Possibly the relevant benchmark is using the result (of view or the submatrix), and you may find that making a copy is faster in the end, but this depends on what you are doing.

2 Likes

yes, working with the copy appears faster for me; also due to the fact that a view object does not have sparse methods such as `findnz()`, `rowvals()` and `nonzeros()`. (Maybe there is a way to get this for a view?? I just didn’t find it yet.)

But is this plain slicing to get the copy really the fastest way here (`sparr_sub_copy = sparr[subinds, subinds]`)? I hoped that there is a more clever solution using sparse matrix iteration, but I was not successfull to improve this so far.

These could be implemented, but I don’t think it has been done (yet).

I stumbled upon the same problem and it is not super easy to get what you want because of the compressed format. I think the simplest is to work at the level of the vectors `I,J,K` given by `findnz`.

yeah, I don’t know, what I tried was:

``````function getsubmat(sparr, subinds)
sparr_sub = spzeros(length(subinds), length(subinds))
lookup = Dict(subinds .=> 1:length(subinds))

rows = rowvals(sparr)
vals = nonzeros(sparr)

for j=1:size(sparr_sub)
for i in nzrange(sparr, subinds[j])
row = rows[i]
val = vals[i]
if row in subinds
sparr_sub[lookup[row], j] = val
end
end
end
sparr_sub
end

const sparr_sub_copy2 = getsubmat(sparr, subinds)
sparr_sub_copy == sparr_sub_copy2 # is 'true' as a check

@btime getsubmat(sparr, subinds) # 52.227 ms (36 allocations: 120.47 KiB)
``````

This makes use of the sparse matrix iteration scheme using `rowvals()` and `nonzeros()`. It allocates less memory compared to the slicing version, but is terribly slow. All quite unsatisfactory. It seems to me that there must be a better way to “just” read out a submatrix in a below milli seconds range, but I cannot see it at the moment…

Could you elaborate on this a bit more?

You loop over I,J to find if the indices are in your subindices. You get new Isub, Jsub and Ksub and give this to `sparse`

Something like this? I just sketched the code; the `for` loop is fast (`~100 ns`), however the `if`’s make it extremely slow.
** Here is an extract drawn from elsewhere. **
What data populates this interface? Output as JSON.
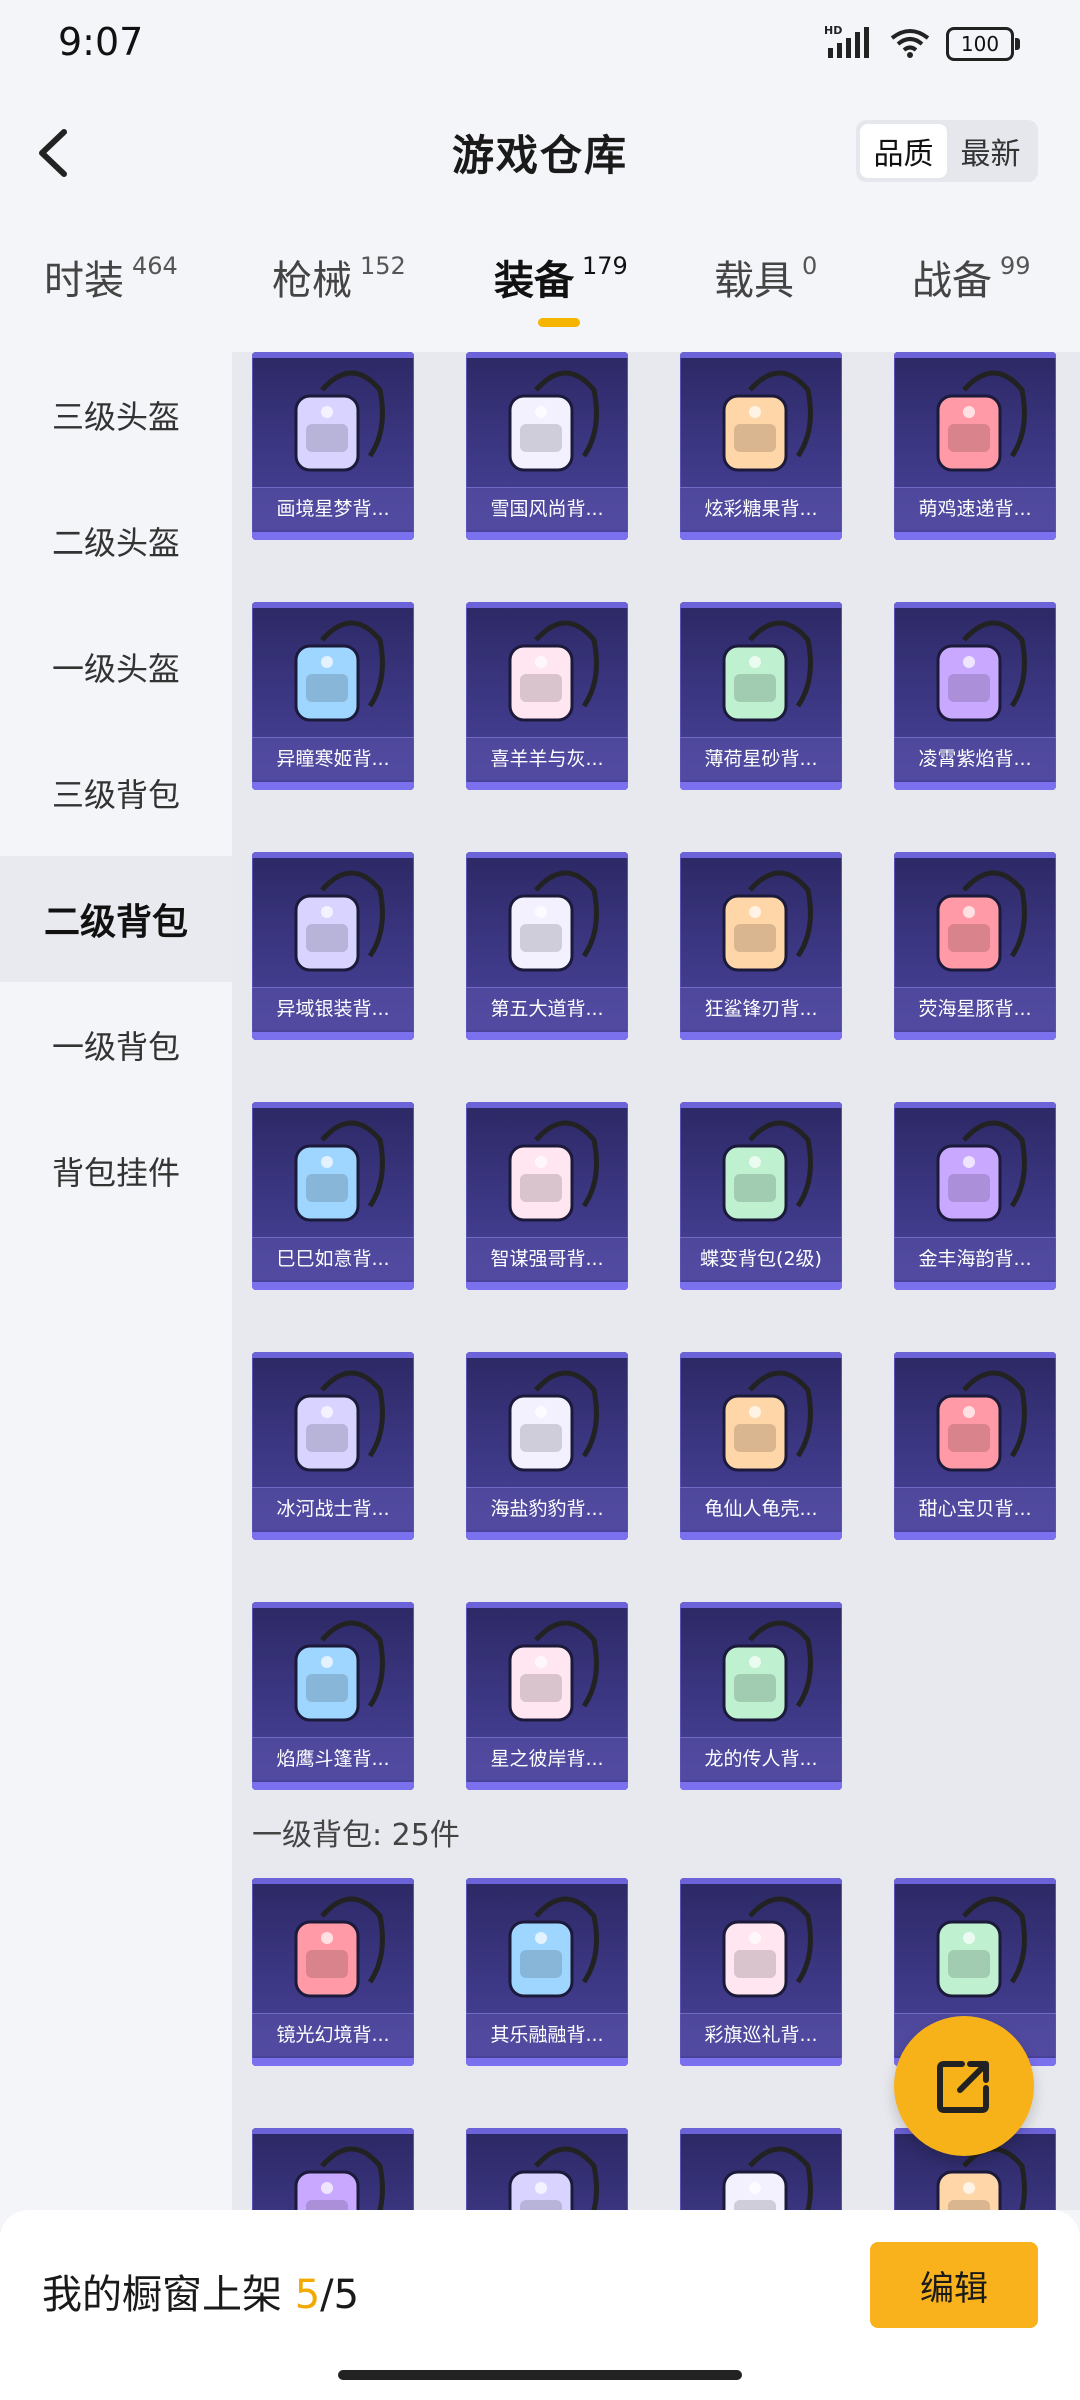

``````const I, J, K = findnz(sparr)

function getsubmat(I, J, K, subinds)
Isub = Int[]
Jsub = Int[]
Ksub = Float64[]

for (i, j, k) in zip(I, J, K)
if j ∈ subinds && i ∈ subinds
# do stuff
end
end
# sparse(Isub, Jsub, Ksub)
end

@btime getsubmat(I, J, K, subinds) # 53.698 s (3 allocations: 240 bytes)
``````

you should propably loop over subinds instead and take advantage of I being ordered

I think I don’t see what you mean… This is then basically what I tried above already, isn’t it?
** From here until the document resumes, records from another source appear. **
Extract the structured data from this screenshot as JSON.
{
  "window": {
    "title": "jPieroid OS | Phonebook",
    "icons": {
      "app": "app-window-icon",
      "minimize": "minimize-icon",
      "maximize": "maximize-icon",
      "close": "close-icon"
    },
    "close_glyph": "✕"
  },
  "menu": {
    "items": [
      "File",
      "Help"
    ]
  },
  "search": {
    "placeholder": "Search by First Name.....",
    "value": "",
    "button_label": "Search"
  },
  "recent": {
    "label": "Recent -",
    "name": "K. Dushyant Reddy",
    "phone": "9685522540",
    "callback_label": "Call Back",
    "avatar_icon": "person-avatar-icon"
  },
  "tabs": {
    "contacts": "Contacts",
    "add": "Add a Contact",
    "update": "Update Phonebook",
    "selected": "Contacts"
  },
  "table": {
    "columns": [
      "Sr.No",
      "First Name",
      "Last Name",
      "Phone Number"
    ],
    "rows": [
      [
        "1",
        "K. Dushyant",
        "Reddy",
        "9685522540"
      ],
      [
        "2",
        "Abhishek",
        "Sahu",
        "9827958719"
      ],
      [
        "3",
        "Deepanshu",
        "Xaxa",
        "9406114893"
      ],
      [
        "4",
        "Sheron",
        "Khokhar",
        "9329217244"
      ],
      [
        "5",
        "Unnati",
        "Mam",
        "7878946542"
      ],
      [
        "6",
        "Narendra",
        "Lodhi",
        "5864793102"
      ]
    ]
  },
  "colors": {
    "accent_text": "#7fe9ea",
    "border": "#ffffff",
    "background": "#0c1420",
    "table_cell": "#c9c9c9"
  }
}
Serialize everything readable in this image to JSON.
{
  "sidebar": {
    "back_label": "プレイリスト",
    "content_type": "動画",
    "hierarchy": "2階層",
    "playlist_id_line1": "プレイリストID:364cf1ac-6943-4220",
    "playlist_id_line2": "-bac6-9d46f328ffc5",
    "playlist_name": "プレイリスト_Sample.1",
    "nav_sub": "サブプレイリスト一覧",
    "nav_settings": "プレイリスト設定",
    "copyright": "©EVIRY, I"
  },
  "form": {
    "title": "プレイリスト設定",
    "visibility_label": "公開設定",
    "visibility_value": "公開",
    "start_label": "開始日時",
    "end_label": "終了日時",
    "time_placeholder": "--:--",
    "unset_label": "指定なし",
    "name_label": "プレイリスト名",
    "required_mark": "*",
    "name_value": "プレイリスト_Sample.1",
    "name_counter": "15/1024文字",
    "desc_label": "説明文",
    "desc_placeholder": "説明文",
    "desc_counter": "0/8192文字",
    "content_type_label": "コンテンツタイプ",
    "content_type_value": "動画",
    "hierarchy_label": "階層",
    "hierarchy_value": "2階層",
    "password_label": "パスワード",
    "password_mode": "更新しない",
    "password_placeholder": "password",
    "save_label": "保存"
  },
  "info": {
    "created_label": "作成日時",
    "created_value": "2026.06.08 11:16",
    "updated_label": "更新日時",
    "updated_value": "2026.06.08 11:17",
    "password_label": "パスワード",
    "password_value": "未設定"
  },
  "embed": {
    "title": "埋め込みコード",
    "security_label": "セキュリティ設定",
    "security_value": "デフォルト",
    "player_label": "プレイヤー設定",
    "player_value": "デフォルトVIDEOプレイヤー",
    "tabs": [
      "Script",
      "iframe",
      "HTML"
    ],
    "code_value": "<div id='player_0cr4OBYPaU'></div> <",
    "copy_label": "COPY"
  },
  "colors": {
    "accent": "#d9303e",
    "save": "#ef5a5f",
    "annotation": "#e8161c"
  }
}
This is a loop over subinds to get the columns of `sparr`

1 Like

To extend my previous answer a bit, another version would be

``````function getsubmat(sparr, subinds)
Isub = Int[]
Jsub = Int[]
Ksub = Float64[]

lookup = Dict(subinds .=> 1:length(subinds))

rows = rowvals(sparr)
vals = nonzeros(sparr)

for j=1:length(subinds)
for i in nzrange(sparr, subinds[j])
row = rows[i]
val = vals[i]

if row in subinds
push!(Isub, lookup[row])
push!(Jsub, j)
push!(Ksub, val)
end
end
end
sparse(Isub, Jsub, Ksub)
end

@btime getsubmat(sparr, subinds) # 55.237 ms (54 allocations: 141.97 KiB)
``````

which has again quite similar (terrible) performance.